Show HN: Lets Make a 3D Game: Make It Fullscreen - jerome_etienne
http://learningthreejs.com/blog/2011/11/17/lets-make-a-3d-game-make-it-fullscreen/

======
dkersten
Before I start my rant, let me say well done! I enjoyed the game and liked the
deomonstration of fullscreen 3D browser games.

The game itself is pretty cool and demonstrates nicely the possibilities of
browser-based gaming, though I get the impression that Javascript and WebGL
aren't really going to displace native games anytime soon.

It runs at a very acceptable framerate of ~35 fps on my computer. This sounds
good until you realise that I can run Skyrim on medium-to-high settings and
get a similar (and sometimes higher) framerate. This game only uses 30 to 40%
of my gpu, but the graphics are very simple. Skyrim uses 20 to 100% depending
on the scene complexity, but even its simplest (20% cpu usage) scenes are more
complex than this one. I've also tried lots of other WebGL demos and the
common theme was usually low framerate but with low GPU usage, so my
conclusion is that its not WebGL thats at fault , but Javascript - that is,
the GPU renders what its given blazingly fast, and its the JS game logic and
physics that caps the performance. I imagine most internet users won't have an
expensive gaming graphics card like I do too, so my performance is probably
even at the higher end of the spectrum, rather than representative...

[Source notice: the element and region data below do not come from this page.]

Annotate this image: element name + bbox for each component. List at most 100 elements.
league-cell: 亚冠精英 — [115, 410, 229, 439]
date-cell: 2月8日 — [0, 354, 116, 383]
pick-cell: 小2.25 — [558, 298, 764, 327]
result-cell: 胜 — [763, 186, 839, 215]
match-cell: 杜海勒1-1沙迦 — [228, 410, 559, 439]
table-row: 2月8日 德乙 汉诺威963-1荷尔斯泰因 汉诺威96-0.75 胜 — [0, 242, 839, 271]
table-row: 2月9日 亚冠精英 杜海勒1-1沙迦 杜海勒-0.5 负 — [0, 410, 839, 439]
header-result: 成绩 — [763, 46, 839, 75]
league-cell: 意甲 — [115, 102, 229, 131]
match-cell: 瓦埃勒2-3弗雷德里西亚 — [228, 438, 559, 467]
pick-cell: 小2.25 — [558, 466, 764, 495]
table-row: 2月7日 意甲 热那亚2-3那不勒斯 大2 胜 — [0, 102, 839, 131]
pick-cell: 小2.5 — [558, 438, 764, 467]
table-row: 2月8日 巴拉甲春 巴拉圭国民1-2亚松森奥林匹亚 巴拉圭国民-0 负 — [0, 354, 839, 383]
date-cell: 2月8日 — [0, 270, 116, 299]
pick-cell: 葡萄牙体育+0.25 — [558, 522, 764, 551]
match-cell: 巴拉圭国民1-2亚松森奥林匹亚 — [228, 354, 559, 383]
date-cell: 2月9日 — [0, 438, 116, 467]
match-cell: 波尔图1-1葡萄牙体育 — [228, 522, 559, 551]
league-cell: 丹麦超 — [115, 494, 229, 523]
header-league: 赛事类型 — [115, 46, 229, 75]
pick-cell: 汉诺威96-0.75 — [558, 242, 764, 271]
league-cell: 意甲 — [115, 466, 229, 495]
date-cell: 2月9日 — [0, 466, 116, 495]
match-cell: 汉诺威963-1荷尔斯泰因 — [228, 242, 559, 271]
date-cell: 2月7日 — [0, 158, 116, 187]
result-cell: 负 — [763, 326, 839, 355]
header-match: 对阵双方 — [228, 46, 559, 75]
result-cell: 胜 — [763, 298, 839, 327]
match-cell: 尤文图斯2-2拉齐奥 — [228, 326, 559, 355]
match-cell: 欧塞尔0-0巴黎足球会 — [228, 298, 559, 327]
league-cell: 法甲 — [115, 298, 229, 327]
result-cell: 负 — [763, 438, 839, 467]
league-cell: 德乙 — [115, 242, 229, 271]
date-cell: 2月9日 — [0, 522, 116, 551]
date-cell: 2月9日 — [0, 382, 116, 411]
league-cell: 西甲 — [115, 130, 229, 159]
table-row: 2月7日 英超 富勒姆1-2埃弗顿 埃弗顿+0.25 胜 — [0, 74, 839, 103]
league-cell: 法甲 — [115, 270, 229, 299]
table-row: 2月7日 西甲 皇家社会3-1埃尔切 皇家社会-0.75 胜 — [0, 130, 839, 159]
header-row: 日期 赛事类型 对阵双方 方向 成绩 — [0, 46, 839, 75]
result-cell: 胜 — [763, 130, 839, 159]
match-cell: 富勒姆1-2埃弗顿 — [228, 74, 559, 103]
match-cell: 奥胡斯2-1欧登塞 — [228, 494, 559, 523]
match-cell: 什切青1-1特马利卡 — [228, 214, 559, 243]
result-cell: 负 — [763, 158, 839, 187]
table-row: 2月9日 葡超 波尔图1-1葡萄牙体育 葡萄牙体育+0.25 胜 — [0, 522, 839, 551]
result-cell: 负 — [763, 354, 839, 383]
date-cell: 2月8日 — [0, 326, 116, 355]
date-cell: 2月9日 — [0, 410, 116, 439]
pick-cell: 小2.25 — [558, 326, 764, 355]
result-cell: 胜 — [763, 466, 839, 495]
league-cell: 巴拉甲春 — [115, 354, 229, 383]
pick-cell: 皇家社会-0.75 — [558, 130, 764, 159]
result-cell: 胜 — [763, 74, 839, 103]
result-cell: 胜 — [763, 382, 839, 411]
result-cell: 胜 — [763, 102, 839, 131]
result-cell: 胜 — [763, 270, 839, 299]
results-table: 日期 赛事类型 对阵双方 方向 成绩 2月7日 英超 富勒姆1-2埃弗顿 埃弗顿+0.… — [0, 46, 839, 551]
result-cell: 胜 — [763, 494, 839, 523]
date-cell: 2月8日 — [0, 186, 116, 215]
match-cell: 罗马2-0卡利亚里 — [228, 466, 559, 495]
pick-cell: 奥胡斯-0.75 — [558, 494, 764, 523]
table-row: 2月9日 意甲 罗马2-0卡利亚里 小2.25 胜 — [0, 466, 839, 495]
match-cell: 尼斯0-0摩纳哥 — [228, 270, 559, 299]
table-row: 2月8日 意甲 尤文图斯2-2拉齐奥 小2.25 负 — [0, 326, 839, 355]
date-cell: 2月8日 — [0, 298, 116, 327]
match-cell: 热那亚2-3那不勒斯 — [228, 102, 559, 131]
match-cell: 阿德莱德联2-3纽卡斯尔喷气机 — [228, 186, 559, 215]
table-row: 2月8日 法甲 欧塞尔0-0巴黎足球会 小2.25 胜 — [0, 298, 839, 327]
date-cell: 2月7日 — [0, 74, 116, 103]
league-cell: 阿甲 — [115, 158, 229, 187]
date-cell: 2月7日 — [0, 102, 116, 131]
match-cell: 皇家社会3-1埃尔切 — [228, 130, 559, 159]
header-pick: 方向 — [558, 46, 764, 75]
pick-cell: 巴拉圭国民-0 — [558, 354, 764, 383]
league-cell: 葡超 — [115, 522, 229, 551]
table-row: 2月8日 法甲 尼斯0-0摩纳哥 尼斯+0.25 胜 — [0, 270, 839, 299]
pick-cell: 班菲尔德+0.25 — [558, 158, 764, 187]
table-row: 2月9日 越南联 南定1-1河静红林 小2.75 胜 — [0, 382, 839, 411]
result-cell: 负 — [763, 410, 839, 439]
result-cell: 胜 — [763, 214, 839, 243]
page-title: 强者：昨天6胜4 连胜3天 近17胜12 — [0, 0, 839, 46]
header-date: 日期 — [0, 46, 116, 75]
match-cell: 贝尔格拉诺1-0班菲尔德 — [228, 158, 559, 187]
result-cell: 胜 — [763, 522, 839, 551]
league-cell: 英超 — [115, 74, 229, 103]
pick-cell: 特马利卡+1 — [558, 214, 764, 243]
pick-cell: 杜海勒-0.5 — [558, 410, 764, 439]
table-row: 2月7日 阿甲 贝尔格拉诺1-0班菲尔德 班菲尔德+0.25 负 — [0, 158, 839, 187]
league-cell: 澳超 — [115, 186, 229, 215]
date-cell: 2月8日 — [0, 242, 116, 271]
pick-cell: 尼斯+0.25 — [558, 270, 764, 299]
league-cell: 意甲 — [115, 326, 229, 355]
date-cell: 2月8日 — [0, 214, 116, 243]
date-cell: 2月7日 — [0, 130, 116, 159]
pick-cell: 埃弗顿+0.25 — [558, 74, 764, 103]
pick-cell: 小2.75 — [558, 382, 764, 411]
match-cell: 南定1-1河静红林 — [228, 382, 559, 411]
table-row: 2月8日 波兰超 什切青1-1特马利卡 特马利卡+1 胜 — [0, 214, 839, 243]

I've played witht the ImpactJS game engine (not webgl, but 2d canvas drawing)
and the performance analysis tool shows that rendering is always a tiny tiny
portion of the frame time. Logic isn't all that much more (but I never had
anything terribly complex either) and "system overhead" (stuff like garbage
collection) was where most of the frames processing time was spent. I imagine
that JS is also forced to give up cpu time more often than a native game would
be - to keep the browser responsive.

tl;dr - cool game, but I don't believe Javascript performance is even close to
really taking on native games. Yes, its improving, but it will be a few more
years at best before its really good enough to make a difference.